When I engage in a relationship with Jesus, I put him in his rightful and exalted place in my heart. When he is first, it causes me to view my longing for more from a new and different perspective. And from that vantage point, the things that I thought I needed are not that important. In fact, I learn that I can live without many of the things I thought I so desperately needed.
Albert Schweitzer was a medical missionary who died in 1965 at the age of 90. His standard attire was a white pith helmet, white shirt and pants, and a black tie. He had worn one hat for forty years, the tie for twenty. Told one day that some men owned dozens of neckties, Schweitzer remarked, “For one neck?”
When Jesus is in his rightful place, it will prompt me to think of what I have, what I need, and without what I can live. Consequently, I may have to perform some subtracting and simplifying of my life. G. K. Chesterton has pointed out, “There are two ways to get enough. One is to continue to accumulate more and more. The other is to desire less.”

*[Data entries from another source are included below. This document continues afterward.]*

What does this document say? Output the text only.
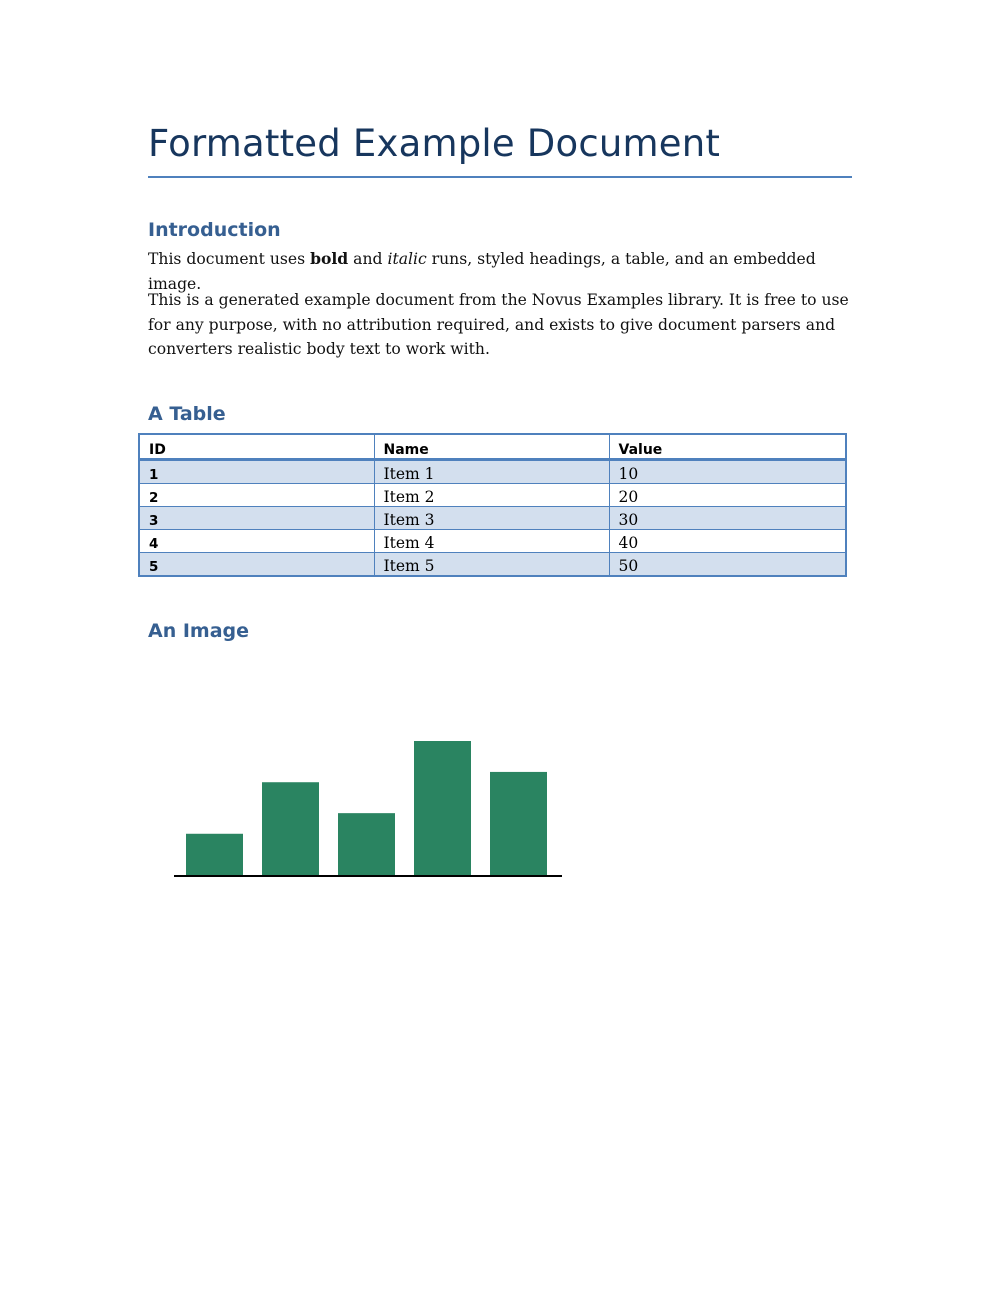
Formatted Example Document
Introduction

This document uses bold and italic runs, styled headings, a table, and an embedded image.

This is a generated example document from the Novus Examples library. It is free to use for any purpose, with no attribution required, and exists to give document parsers and converters realistic body text to work with.

A Table
ID	Name	Value
1	Item 1	10
2	Item 2	20
3	Item 3	30
4	Item 4	40
5	Item 5	50
An Image
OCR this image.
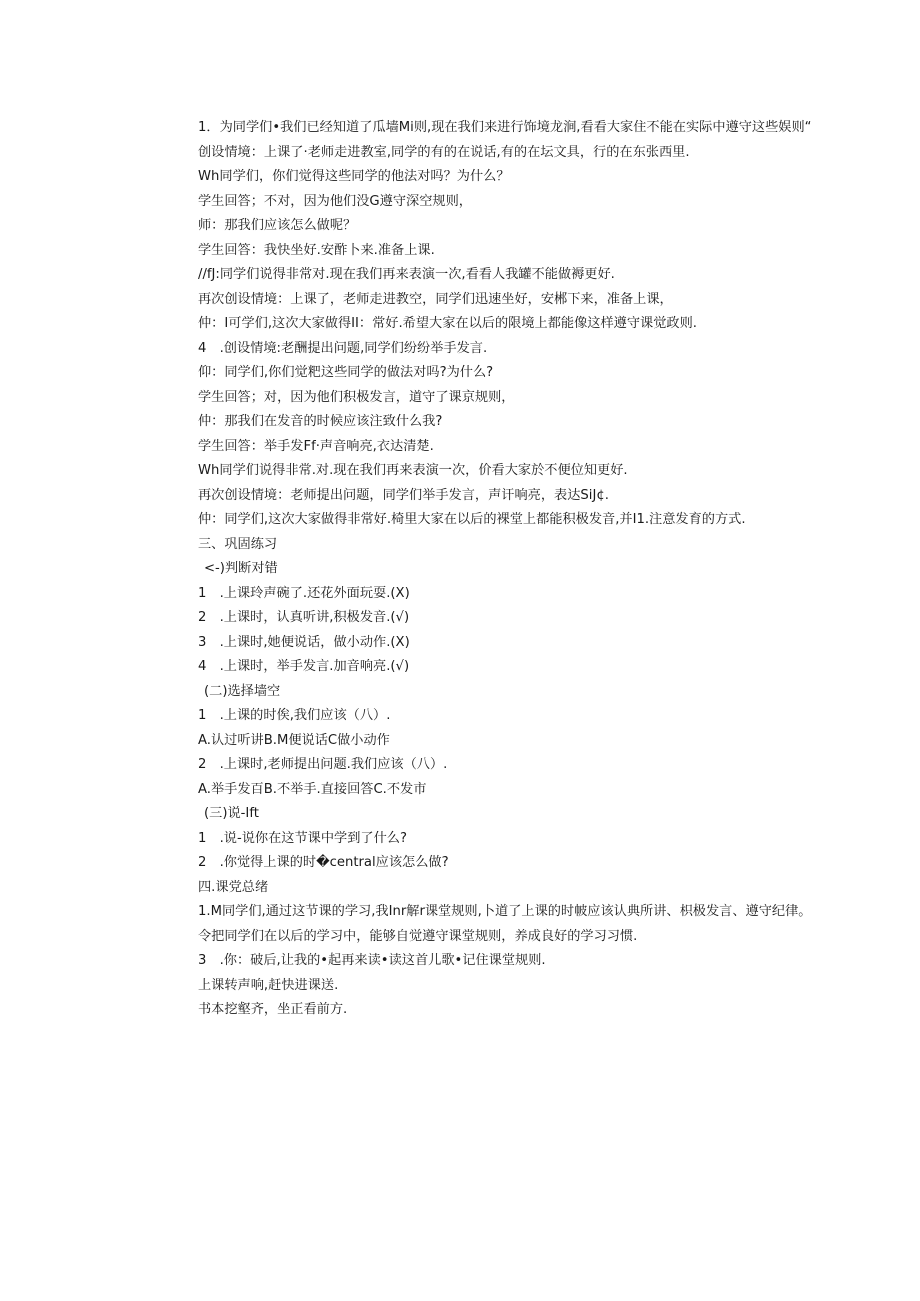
1．为同学们•我们已经知道了瓜墙Mi则,现在我们来进行饰境龙涧,看看大家住不能在实际中遵守这些娱则“
创设情境：上课了·老师走进教室,同学的有的在说话,有的在坛文具，行的在东张西里.
Wh同学们，你们觉得这些同学的他法对吗？为什么？
学生回答；不对，因为他们没G遵守深空规则，
师：那我们应该怎么做呢？
学生回答：我快坐好.安酢卜来.准备上课.
//fJ:同学们说得非常对.现在我们再来表演一次,看看人我罐不能做褥更好.
再次创设情境：上课了，老师走进教空，同学们迅速坐好，安郴下来，准备上课，
仲：I可学们,这次大家做得II：常好.希望大家在以后的限境上都能像这样遵守课觉政则.
4　.创设情境:老酬提出问题,同学们纷纷举手发言.
仰：同学们,你们觉粑这些同学的做法对吗?为什么?
学生回答；对，因为他们积极发言，道守了课京规则，
仲：那我们在发音的时候应该注致什么我?
学生回答：举手发Ff·声音响亮,衣达清楚.
Wh同学们说得非常.对.现在我们再来表演一次，价看大家於不便位知更好.
再次创设情境：老师提出问题，同学们举手发言，声讦响亮，表达SiJ¢.
仲：同学们,这次大家做得非常好.椅里大家在以后的裸堂上都能积极发音,并I1.注意发育的方式.
三、巩固练习
<-)判断对错
1　.上课玲声碗了.还花外面玩耍.(X)
2　.上课时，认真听讲,积极发音.(√)
3　.上课时,她便说话，做小动作.(X)
4　.上课时，举手发言.加音响亮.(√)
(二)选择墙空
1　.上课的时俟,我们应该（八）.
A.认过听讲B.M便说话C做小动作
2　.上课时,老师提出问题.我们应该（八）.
A.举手发百B.不举手.直接回答C.不发市
(三)说-Ift
1　.说-说你在这节课中学到了什么?
2　.你觉得上课的时�central应该怎么做?
四.课党总绪
1.M同学们,通过这节课的学习,我Inr解r课堂规则,卜道了上课的时帔应该认典所讲、枳极发言、遵守纪律。令把同学们在以后的学习中，能够自觉遵守课堂规则，养成良好的学习习惯.
3　.你：破后,让我的•起再来读•读这首儿歌•记住课堂规则.
上课转声响,赶快进课送.
书本挖壑齐，坐正看前方.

And when I desire less stuff I have more contentment. Which, by the way, is the most profitable.
Contentment lies not is what is mine, but in whose I am. When I come into a relationship with God through his Son, Jesus Christ, I understand who I am and what I have.
John Stott wrote, “Contentment is the secret of inward peace. It remembers the stark truth that we brought nothing into the world, and we can take nothing out of it. Life, in fact, is a pilgrimage from one moment of nakedness to another. So we should travel light and live simply. Our enemy is not possessions, but excess. Our battle cry is not ‘Nothing!’ but ‘Enough!’ We’ve got enough. Simplicity says, if we have food and clothing, we will be content with that.”
Remember what matters most.
Contrary to the myth of having more, it isn’t the ones who die with the most toys who win. It is those who have loved their families well and know the joy of having that love returned. It is those who have known what it is to spend their lives for a purpose that is greater than themselves. It is those who know their God and await eternity with him.
Rudyard Kipling once told a class of graduating seniors, “Be certain that you do not care too much for the material because someday you will meet someone who does not care for it at all. Then you will recognize just how poor you really are.” The real measure of wealth is how much I would be worth if I lost all my stuff. I have started measuring my value not by the things I have, but by the things for which I would not take money.
And, that’s not a bad measuring stick.